ポート数の増加がますます重要になる理由 マルチポートテスト課題への対処 | キーサイト

ホワイトペーパー

概要

最新デバイスは集積度が高いことから、無線や高速デジタル回線のエンジニアがデバイスをテストするとき、4ポートでは足りないことがよくあります。無線RFの場合、マルチバンド用フロントエンドモジュール(FEM)とMIMO(マルチ入力マルチ出力)アンテナには、すべてのコンポーネントでマルチポート特性評価が必要とされます。HDMIやUSB3.1などの高速デジタルテクノロジーのテストはさらに手間がかかる作業です。デジタルケーブルには複数の内蔵ケーブルとコネクターがあり、それぞれ2回のテスト(タイムドメインで1回、周波数ドメインで1回)が必要となるからです。

このマルチポートテストの必要性が、従来のベクトル・ネットワーク・アナライザ(VNA)のスイッチベース・ソリューションの開発を加速させました。スイッチベースのソリューションが高度化するマルチポートテストに不十分な時には、VNA自体もマルチポートテスト用に再考されて最適化されました。

単純なスイッチング・テスト・セット

従来のマルチポートテストのソリューションは、2ポートまたは4ポートのVNA用スイッチング・マトリクスです。RFスイッチで構成される単純なスイッチング・テスト・セットは、VNAのポートをDUTの各ポートにルーティングすることができます。

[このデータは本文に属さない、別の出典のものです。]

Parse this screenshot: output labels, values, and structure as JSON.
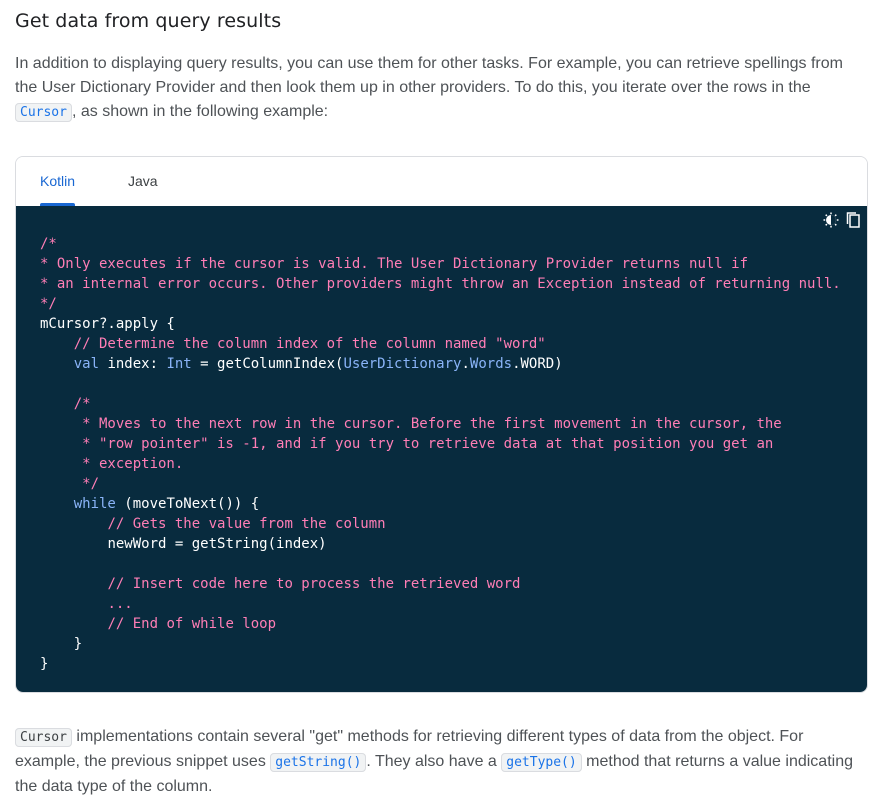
{
  "heading": "Get data from query results",
  "intro": {
    "text_before": "In addition to displaying query results, you can use them for other tasks. For example, you can retrieve spellings from the User Dictionary Provider and then look them up in other providers. To do this, you iterate over the rows in the ",
    "code_cursor": "Cursor",
    "text_after": ", as shown in the following example:"
  },
  "tabs": [
    {
      "label": "Kotlin",
      "active": true
    },
    {
      "label": "Java",
      "active": false
    }
  ],
  "code_tools": {
    "theme_icon": "dark-mode-toggle-icon",
    "copy_icon": "copy-icon"
  },
  "code": {
    "l1": "/*",
    "l2": "* Only executes if the cursor is valid. The User Dictionary Provider returns null if",
    "l3": "* an internal error occurs. Other providers might throw an Exception instead of returning null.",
    "l4": "*/",
    "l5": "mCursor?.apply {",
    "l6": "    // Determine the column index of the column named \"word\"",
    "l7_kw": "val",
    "l7_a": " index: ",
    "l7_type": "Int",
    "l7_b": " = getColumnIndex(",
    "l7_cls1": "UserDictionary",
    "l7_dot": ".",
    "l7_cls2": "Words",
    "l7_c": ".WORD)",
    "l9": "/*",
    "l10": " * Moves to the next row in the cursor. Before the first movement in the cursor, the",
    "l11": " * \"row pointer\" is -1, and if you try to retrieve data at that position you get an",
    "l12": " * exception.",
    "l13": " */",
    "l14_kw": "while",
    "l14_rest": " (moveToNext()) {",
    "l15": "// Gets the value from the column",
    "l16": "newWord = getString(index)",
    "l18": "// Insert code here to process the retrieved word",
    "l19": "...",
    "l20": "// End of while loop",
    "l21": "    }",
    "l22": "}"
  },
  "outro": {
    "code_cursor": "Cursor",
    "text1": " implementations contain several \"get\" methods for retrieving different types of data from the object. For example, the previous snippet uses ",
    "code_getstring": "getString()",
    "text2": ". They also have a ",
    "code_gettype": "getType()",
    "text3": " method that returns a value indicating the data type of the column."
  },
  "colors": {
    "comment": "#ff7eb6",
    "keyword": "#8ab4f8",
    "code_bg": "#082b3e",
    "accent": "#1967d2"
  }
}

このセットアップでは、VNAのテストポート1から12のポートに分岐し、テストポート2から12のポートに分岐します。ポート1スイッチとポート2スイッチ間の経路はすべて測定可能です。しかし、多くのマルチポートデバイスでは、各ポートから他の全てのポートへの測定が必要です。この単純なスイッチマトリクスでは、同じVNAポートから分岐するスイッチ間には経路が存在しません。したがって、この24ポート設定は144の経路のみをサポートしています。ところが、24ポートのデバイスには276の経路があります。